Barry Goldwater, Jr.

Barry Morris Goldwater, Jr. ( born July 15, 1938 in Los Angeles, California) is an American politician. Between 1969 and 1983 he represented the state of California in the U.S. House of Representatives.

Career

Barry Goldwater is the son of U.S. Senator Barry Goldwater (1909-1998) from Arizona, who unsuccessfully ran against incumbent Lyndon B. Johnson in the presidential elections of 1964. The younger Goldwater graduated from Staunton Military Academy in Virginia and studied at the University of Colorado and until 1962 at Arizona State University after that. In the following years he worked as a stockbroker and in import and export business. Politically, he joined his father of the Republican Party.

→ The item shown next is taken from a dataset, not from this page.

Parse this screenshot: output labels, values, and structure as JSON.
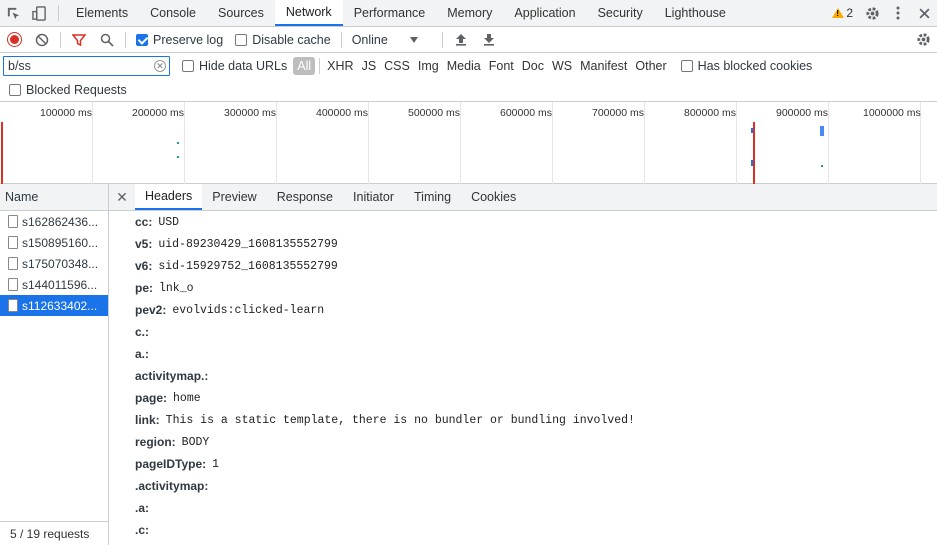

Following the resignation of Mr Edwin Reinecke Goldwater was at the due election for the 27 seats of California as his successor in the U.S. House of Representatives in Washington DC chosen, where he took up his new mandate on April 29, 1969. After six re- elections he could remain until January 3, 1983 at the Congress. In this time were, among others, the end of the civil rights movement and the Vietnam War, and in 1974, the Watergate scandal, which seriously hurt the Republicans. Goldwater was at times a member of the Committee on Public Works and Transportation, the Energy Committee and the Committee on Science and Technology. In 1982 he gave up another candidacy. At the same time he sought unsuccessfully to his party's nomination for election to the U.S. Senate.

After the end of his time in the U.S. House of Representatives Goldwater moved to Los Angeles where he worked in the financial industry. He was also a member of the New York Stock Exchange. Today he lives near his son Barry M. Goldwater III in Phoenix.